Wo Oder und Spree, Neiße und Havel fließen, findet man das gewässerreichste Bundesland Deutschlands. Der Brandenburger, auch Märker genannt, ist weder Frohnatur noch Defätist. Er ist unaufgeregt und fügt sich puzzleartig in die Weiten der Landschaft ein, die mystisch und reizvoll daliegen. Im Potsdamer Umland lebt man nahe zweier Großstätte außerordentlich idyllisch und nachbarschaftsarm. Aber die Idylle ist manchmal trügerisch und schützt nicht vor Verbrechen. Toni Sanftleben, Havelländer und Hauptkommissar, ermittelt deshalb (trotz Beurlaubung) in einem neuen Fall. Diesmal geht es nicht um ihn und seine Frau, die nach 16 Jahren endlich wiederaufgetaucht ist, sondern um den spurlos verschwundenen Sohn seiner Potsdamer Staatsanwaltskollegin Caren Winter. Der pubertierende Alexander ist nach dem mysteriösen Tod seines Freundes Hendrik wie vom Erdboden verschluckt. Die Spur führt Sanftleben von der Sacrower Heilandskirche – entworfen von Schinkel-Schüler Ludwig Persius – zu den Beelitzer Heilstätten – früher legendäre Lungenheilanstalt, heute ruinöses Geisterareal mit enormer Strahlkraft auf Hollywood, Lost-Place-Fotografen, lichtscheues Volk und eben Jugendliche.

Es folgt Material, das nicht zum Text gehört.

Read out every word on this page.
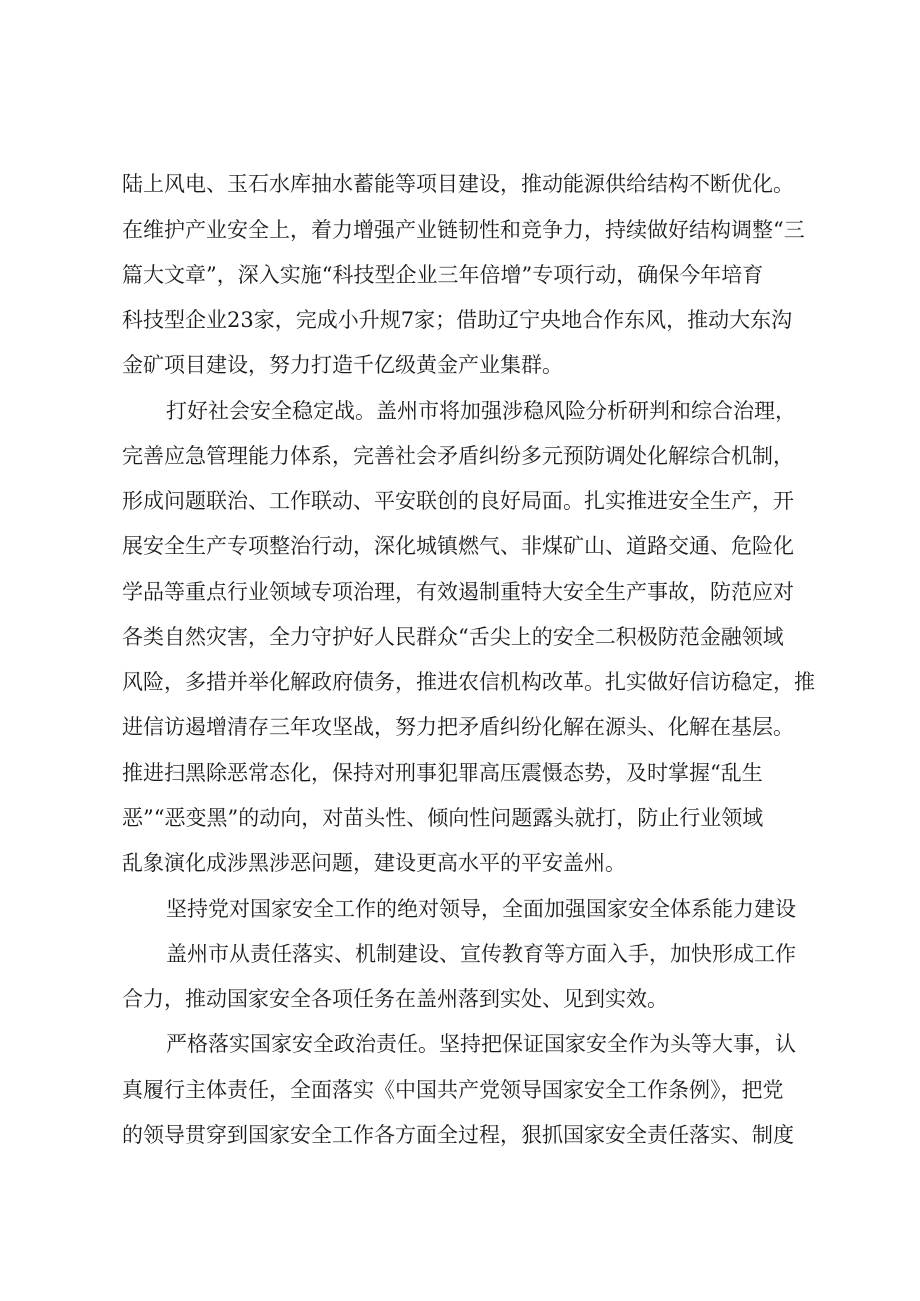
陆上风电、玉石水库抽水蓄能等项目建设，推动能源供给结构不断优化。
在维护产业安全上，着力增强产业链韧性和竞争力，持续做好结构调整“三
篇大文章”，深入实施“科技型企业三年倍增”专项行动，确保今年培育
科技型企业23家，完成小升规7家；借助辽宁央地合作东风，推动大东沟
金矿项目建设，努力打造千亿级黄金产业集群。
打好社会安全稳定战。盖州市将加强涉稳风险分析研判和综合治理，
完善应急管理能力体系，完善社会矛盾纠纷多元预防调处化解综合机制，
形成问题联治、工作联动、平安联创的良好局面。扎实推进安全生产，开
展安全生产专项整治行动，深化城镇燃气、非煤矿山、道路交通、危险化
学品等重点行业领域专项治理，有效遏制重特大安全生产事故，防范应对
各类自然灾害，全力守护好人民群众“舌尖上的安全二积极防范金融领域
风险，多措并举化解政府债务，推进农信机构改革。扎实做好信访稳定，推
进信访遏增清存三年攻坚战，努力把矛盾纠纷化解在源头、化解在基层。
推进扫黑除恶常态化，保持对刑事犯罪高压震慑态势，及时掌握“乱生
恶”“恶变黑”的动向，对苗头性、倾向性问题露头就打，防止行业领域
乱象演化成涉黑涉恶问题，建设更高水平的平安盖州。
坚持党对国家安全工作的绝对领导，全面加强国家安全体系能力建设
盖州市从责任落实、机制建设、宣传教育等方面入手，加快形成工作
合力，推动国家安全各项任务在盖州落到实处、见到实效。
严格落实国家安全政治责任。坚持把保证国家安全作为头等大事，认
真履行主体责任，全面落实《中国共产党领导国家安全工作条例》，把党
的领导贯穿到国家安全工作各方面全过程，狠抓国家安全责任落实、制度
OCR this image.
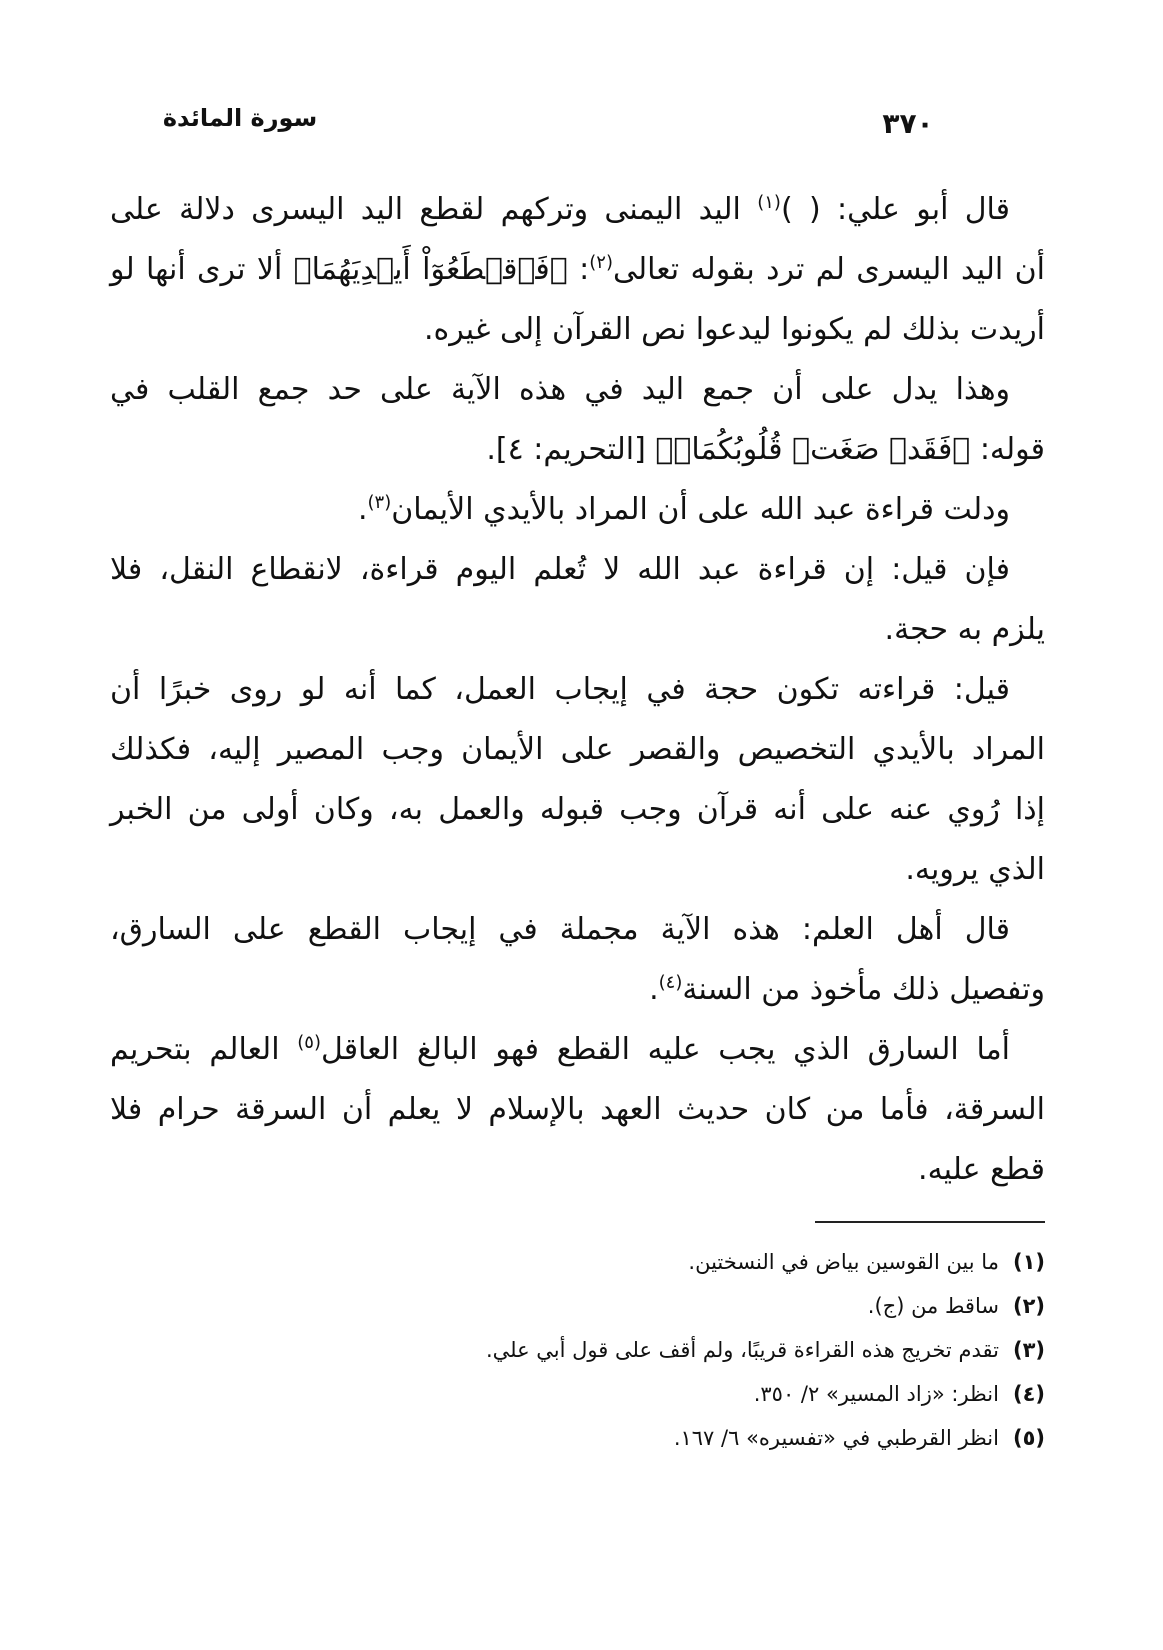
سورة المائدة	٣٧٠
قال أبو علي: ( )$^{(١)}$ اليد اليمنى وتركهم لقطع اليد اليسرى دلالة على
أن اليد اليسرى لم ترد بقوله تعالى$^{(٢)}$: ﴿فَٱقۡطَعُوٓاْ أَيۡدِيَهُمَا﴾ ألا ترى أنها لو
أريدت بذلك لم يكونوا ليدعوا نص القرآن إلى غيره.
وهذا يدل على أن جمع اليد في هذه الآية على حد جمع القلب في
قوله: ﴿فَقَدۡ صَغَتۡ قُلُوبُكُمَاۖ﴾ [التحريم: ٤].
ودلت قراءة عبد الله على أن المراد بالأيدي الأيمان$^{(٣)}$.
فإن قيل: إن قراءة عبد الله لا تُعلم اليوم قراءة، لانقطاع النقل، فلا
يلزم به حجة.
قيل: قراءته تكون حجة في إيجاب العمل، كما أنه لو روى خبرًا أن
المراد بالأيدي التخصيص والقصر على الأيمان وجب المصير إليه، فكذلك
إذا رُوي عنه على أنه قرآن وجب قبوله والعمل به، وكان أولى من الخبر
الذي يرويه.
قال أهل العلم: هذه الآية مجملة في إيجاب القطع على السارق،
وتفصيل ذلك مأخوذ من السنة$^{(٤)}$.
أما السارق الذي يجب عليه القطع فهو البالغ العاقل$^{(٥)}$ العالم بتحريم
السرقة، فأما من كان حديث العهد بالإسلام لا يعلم أن السرقة حرام فلا
قطع عليه.
(١)
ما بين القوسين بياض في النسختين.
(٢)
ساقط من (ج).
(٣)
تقدم تخريج هذه القراءة قريبًا، ولم أقف على قول أبي علي.
(٤)
انظر: «زاد المسير» ٢/ ٣٥٠.
(٥)
انظر القرطبي في «تفسيره» ٦/ ١٦٧.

Tim Piepers Fortsetzung des ersten Havellandkrimis („Dunkle Havel“, 2015) ist sprachlich klar, sphärisch verdichtet und führt den Leser an abgelegene, fremde Orte im Brandenburger Hinterland. Ob Franke oder nicht, der literarische Ausflug in die ehemaligen preußischen Kernlande lohnt sich, weil Pieper nebenbei ein imposantes Landschaftsporträt entwirft. Seite für Seite blättert man sich durch den gut strukturierten Handlungsstrang, der verschiedene Fährten aufnimmt und dafür sorgt, dass man am Ball bleibt. „Kalte Havel“ ist, wie der Märker, unaufgeregt oder besser: unkompliziert, aber mit Nichten langweilig, sondern feine Krimiliteratur mit Regionalbezug, die es mit dem Sonntagskrimi aufnehmen kann.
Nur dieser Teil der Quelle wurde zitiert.